Kekerasan menurut Johan Galtung (seorang sosiolog Norwegia
(1930), Windhu, 92: 11) menyebutkan bahwa kekerasan adalah suatu perlakuan atau
situasi yang menyebabkan realitas aktual seseorang ada di bawah realitas
potensialnya. Artinya ada sebuah situasi dimana menyebabkan segi kemampuannya
atau potensi individu tersebut menjadi tidak muncul. Dengan demikian, kekerasan
pada dasarnya adalah semua bentuk perilaku baik verbal maupun non verbal yang
dilakukan oleh seseorang atau sekelompok orang terhadap orang lain, sehingga
menyebabkan efek negatif secara fisik, emosional dan psikologis terhadap orang
yang menjadi sasarannya.
Menurut pasal 89 KUHP, melakukan kekerasan adalah
mempergunakan tenaga dan kekuatan jasmani tidak kecil secara yang tidak sah
misalnya memukul dengan tangan atau dengan segala macam senjata, menepak,
menendang dan sebagainya.
Kekerasan dalam rumah tangga menurut UU No. 23 Tahun 2004
adalah setiap perbuatan terhadap seseorang terutama perempuan, yang berakibat
timbulnya kesengsaraan atau penderitaan secara fisik, seksual, psikologis,
dan/atau penelantaran rumah tangga termasuk ancaman untuk melakukan perbuatan,
pemaksaan, atau perampasan kemerdekaan secara melawan hukum dalam lingkup rumah
tangga
2.2
SITUASI DI INDONESIA
Kasus Kekerasan Dalam Rumah Tangga (KDRT) di Indonesia terus
mengalami peningkatan setiap tahunnya. Peningkatan itu disebabkan oleh berbagai
faktor. Berdasarkan data Komnas Perempuan, pada tahun 2012, sedikitnya ada
8.315 kasus dalam setahun. Jumlah itu mengalami peningkatan di tahun 2013 yang
mencapai 11.719 kasus atau naik 3.404 kasus dari tahun sebelumnya. Dan
pada tahun 2014, terdapat 293.220 kasus
kekerasan terhadap perempuan. Sebanyak 68 persen dari kasus tersebut adalah
kekerasan rumah tangga (KDRT) dengan mayoritas korban ibu rumah tangga. Meningkatnya kasus itu disebabkan
karena banyak faktor. Salah satunya dari dalam keluarga itu sendiri, seperti
masalah-masalah pribadi, dan antara anggota keluarga. Faktor lainnya adalah,
masih adanya rasa memiliki sepenuhnya yang tertanam pada jiwa kaum laki-laki.

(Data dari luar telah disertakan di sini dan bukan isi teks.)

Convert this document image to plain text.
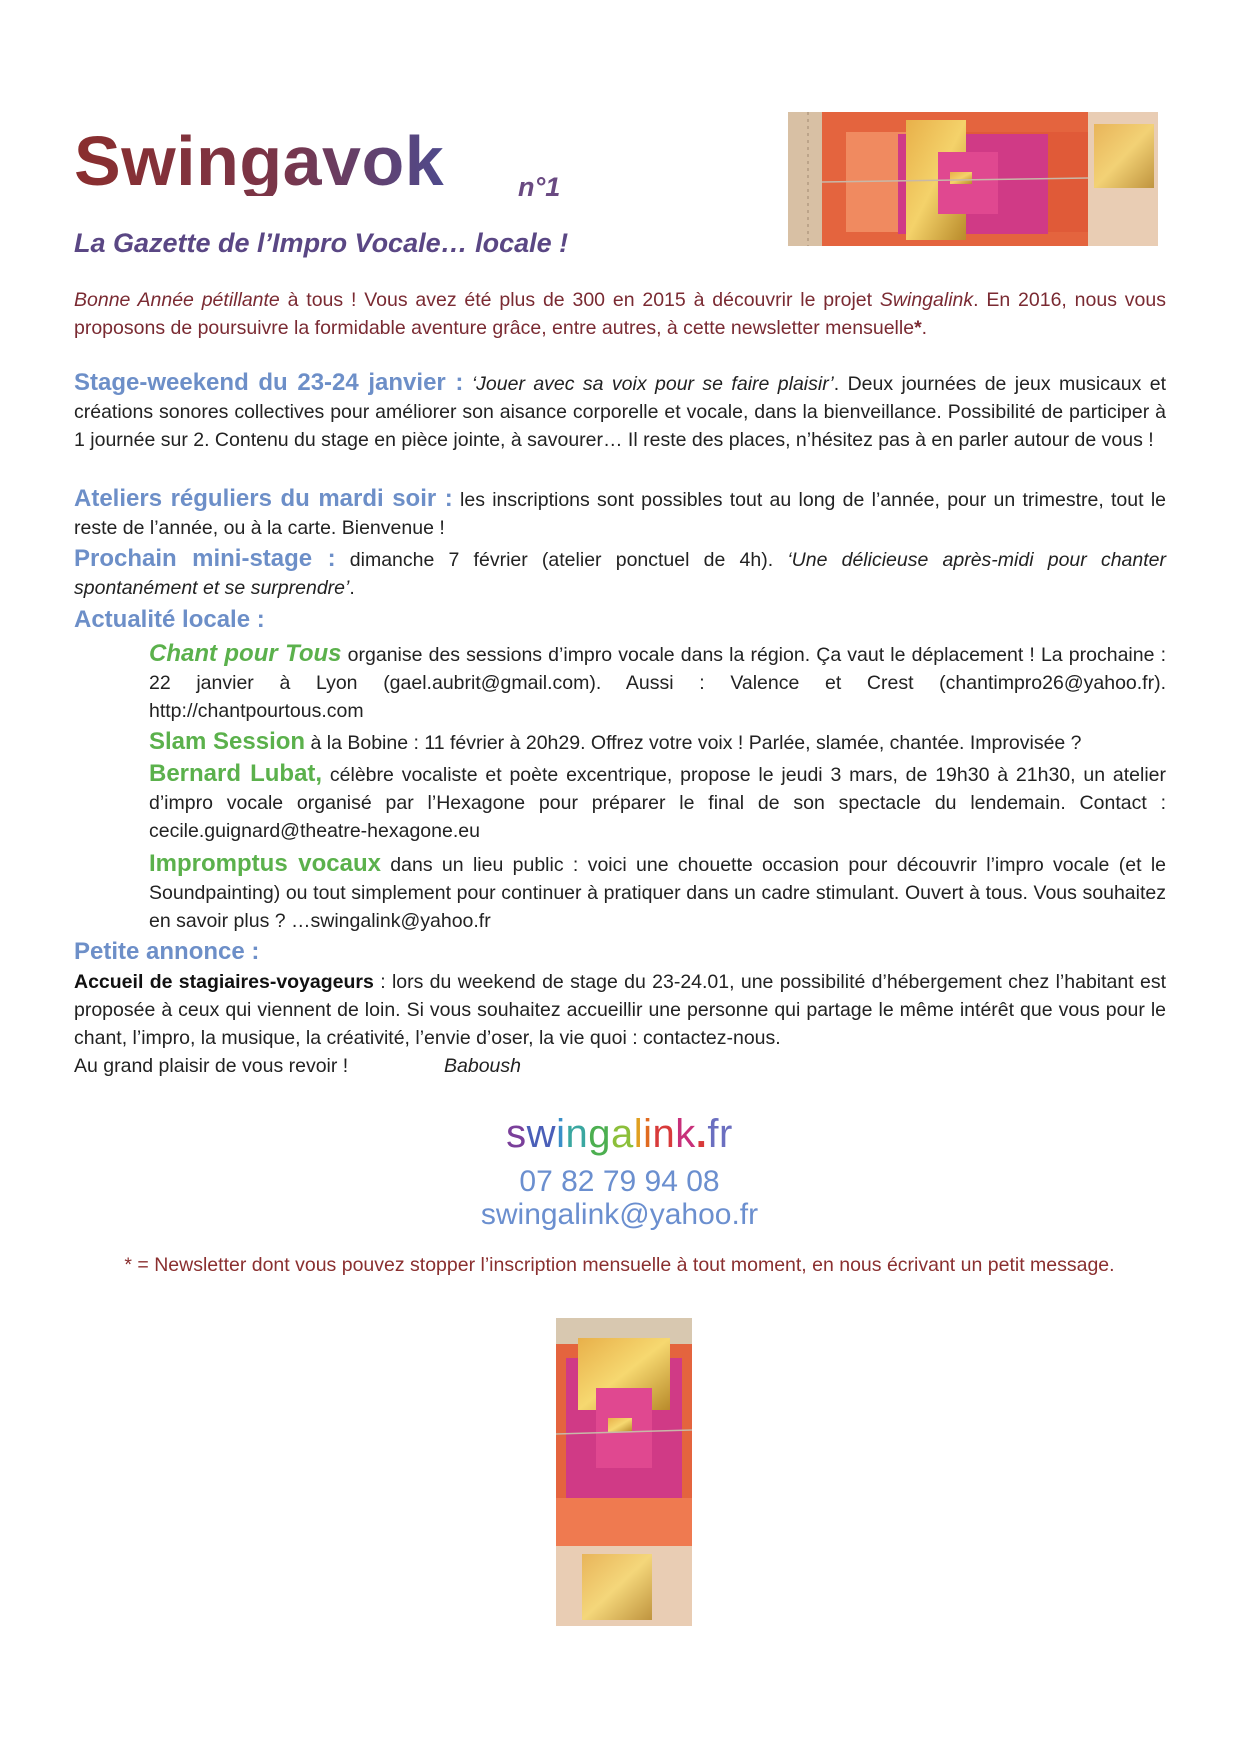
Swingavok	n°1
La Gazette de l’Impro Vocale… locale !
Bonne Année pétillante à tous ! Vous avez été plus de 300 en 2015 à découvrir le projet Swingalink. En 2016, nous vous proposons de poursuivre la formidable aventure grâce, entre autres, à cette newsletter mensuelle*.
Stage-weekend du 23-24 janvier : ‘Jouer avec sa voix pour se faire plaisir’. Deux journées de jeux musicaux et créations sonores collectives pour améliorer son aisance corporelle et vocale, dans la bienveillance. Possibilité de participer à 1 journée sur 2. Contenu du stage en pièce jointe, à savourer… Il reste des places, n’hésitez pas à en parler autour de vous !
Ateliers réguliers du mardi soir : les inscriptions sont possibles tout au long de l’année, pour un trimestre, tout le reste de l’année, ou à la carte. Bienvenue !
Prochain mini-stage : dimanche 7 février (atelier ponctuel de 4h). ‘Une délicieuse après-midi pour chanter spontanément et se surprendre’.
Actualité locale :
Chant pour Tous organise des sessions d’impro vocale dans la région. Ça vaut le déplacement ! La prochaine : 22 janvier à Lyon (gael.aubrit@gmail.com). Aussi : Valence et Crest (chantimpro26@yahoo.fr). http://chantpourtous.com
Slam Session à la Bobine : 11 février à 20h29. Offrez votre voix ! Parlée, slamée, chantée. Improvisée ?
Bernard Lubat, célèbre vocaliste et poète excentrique, propose le jeudi 3 mars, de 19h30 à 21h30, un atelier d’impro vocale organisé par l’Hexagone pour préparer le final de son spectacle du lendemain. Contact : cecile.guignard@theatre-hexagone.eu
Impromptus vocaux dans un lieu public : voici une chouette occasion pour découvrir l’impro vocale (et le Soundpainting) ou tout simplement pour continuer à pratiquer dans un cadre stimulant. Ouvert à tous. Vous souhaitez en savoir plus ? …swingalink@yahoo.fr
Petite annonce :
Accueil de stagiaires-voyageurs : lors du weekend de stage du 23-24.01, une possibilité d’hébergement chez l’habitant est proposée à ceux qui viennent de loin. Si vous souhaitez accueillir une personne qui partage le même intérêt que vous pour le chant, l’impro, la musique, la créativité, l’envie d’oser, la vie quoi : contactez-nous.
Au grand plaisir de vous revoir !	Baboush
swingalink.fr
07 82 79 94 08
swingalink@yahoo.fr
* = Newsletter dont vous pouvez stopper l’inscription mensuelle à tout moment, en nous écrivant un petit message.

Rasa memiliki sepenuhnya itu memicu kaum laki-laki untuk meminta istrinya
melakukan hal yang sesuai dengan kemauan mereka. Sehingga, jika permitaan itu
tidak dilaksanakan oleh sang istri, pihak laki-laki akan langsung melakukan
KDRT. Menurutnya, dari ribuan hingga belasan ribu kasus yang muncul setiap
tahun, kasus KDRT paling banyak dilakukan oleh kaum laki-laki.
2.3
BENTUK- BENTUK KEKERASAN DALAM RUMAH
TANGGA
a) Kekerasan fisik
Kekerasan fisik adalah perbuatan yang mengakibatkan rasa
sakit, jatuh sakit atau luka berat. Prilaku kekerasan yang termasuk dalam
golongan ini antara lain adalah menampar, memukul, meludahi, menarik rambut
(menjambak), menendang, menyudut dengan rokok, memukul/melukai dengan senjata,
dan sebagainya. Biasanya perlakuan ini akan nampak seperti bilur-bilur, muka
lebam, gigi patah atau bekas luka lainnya.

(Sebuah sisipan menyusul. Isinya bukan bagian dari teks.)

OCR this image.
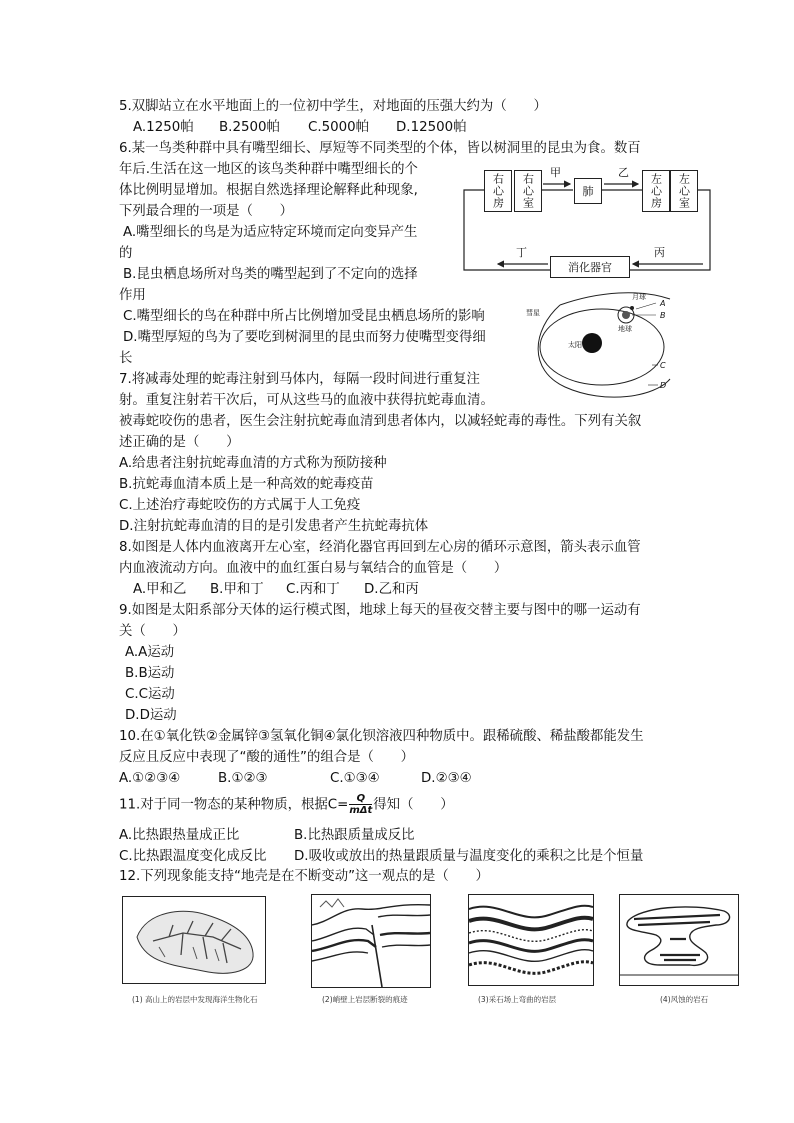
5.双脚站立在水平地面上的一位初中学生，对地面的压强大约为（　　）
A.1250帕 B.2500帕 C.5000帕 D.12500帕
6.某一鸟类种群中具有嘴型细长、厚短等不同类型的个体，皆以树洞里的昆虫为食。数百
年后.生活在这一地区的该鸟类种群中嘴型细长的个
体比例明显增加。根据自然选择理论解释此种现象,
下列最合理的一项是（　　）
A.嘴型细长的鸟是为适应特定环境而定向变异产生
的
B.昆虫栖息场所对鸟类的嘴型起到了不定向的选择
作用
C.嘴型细长的鸟在种群中所占比例增加受昆虫栖息场所的影响
D.嘴型厚短的鸟为了要吃到树洞里的昆虫而努力使嘴型变得细
长
7.将减毒处理的蛇毒注射到马体内，每隔一段时间进行重复注
射。重复注射若干次后，可从这些马的血液中获得抗蛇毒血清。
被毒蛇咬伤的患者，医生会注射抗蛇毒血清到患者体内，以减轻蛇毒的毒性。下列有关叙
述正确的是（　　）
A.给患者注射抗蛇毒血清的方式称为预防接种
B.抗蛇毒血清本质上是一种高效的蛇毒疫苗
C.上述治疗毒蛇咬伤的方式属于人工免疫
D.注射抗蛇毒血清的目的是引发患者产生抗蛇毒抗体
8.如图是人体内血液离开左心室，经消化器官再回到左心房的循环示意图，箭头表示血管
内血液流动方向。血液中的血红蛋白易与氧结合的血管是（　　）
A.甲和乙 B.甲和丁 C.丙和丁 D.乙和丙
9.如图是太阳系部分天体的运行模式图，地球上每天的昼夜交替主要与图中的哪一运动有
关（　　）
A.A运动
B.B运动
C.C运动
D.D运动
10.在①氧化铁②金属锌③氢氧化铜④氯化钡溶液四种物质中。跟稀硫酸、稀盐酸都能发生
反应且反应中表现了“酸的通性”的组合是（　　）
A.①②③④	B.①②③	C.①③④	D.②③④
11.对于同一物态的某种物质，根据$C= \frac{Q}{\text{mΔt}}$ 得知（　　）
A.比热跟热量成正比	B.比热跟质量成反比
C.比热跟温度变化成反比 D.吸收或放出的热量跟质量与温度变化的乘积之比是个恒量
12.下列现象能支持“地壳是在不断变动”这一观点的是（　　）
右心房	右心室	肺	左心房	左心室
消化器官
甲	乙
丁	丙
彗星
月球
地球
太阳
A
B
C
D
(1) 高山上的岩层中发现海洋生物化石	(2)峭壁上岩层断裂的痕迹	(3)采石场上弯曲的岩层	(4)风蚀的岩石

b) Kekerasan psikologis / emosional
Kekerasan psikologis atau emosional adalah perbuatan yang
mengakibatkan ketakutan, hilangnya rasa percaya diri, hilangnya kemampuan untuk
bertindak, rasa tidak berdaya dan / atau penderitaan psikis berat pada
seseorang.
Perilaku kekerasan yang termasuk penganiayaan secara
emosional adalah penghinaan, komentar-komentar yang menyakitkan atau
merendahkan harga diri, mengisolir istri dari dunia luar, mengancam atau
,menakut-nakuti sebagai sarana memaksakan kehendak.
c) Kekerasan seksual
Kekerasan jenis ini meliputi pengisolasian (menjauhkan)
istri dari kebutuhan batinnya, memaksa melakukan hubungan seksual, memaksa
selera seksual sendiri, tidak memperhatikan kepuasan pihak istri.
d) Kekerasan ekonomi
Setiap orang dilarang menelantarkan orang dalam lingkup
rumah tangganya, padahal menurut hukum yang berlaku baginya atau karena
persetujuan atau perjanjian ia wajib memberikan kehidupan, perawatan atau
pemeliharaan kepada orang tersebut. Misalnya tidak member nafkah, memaksa
pasangan untuk prostitusi, mengetatkan istri dalam keuangan rumah tangga.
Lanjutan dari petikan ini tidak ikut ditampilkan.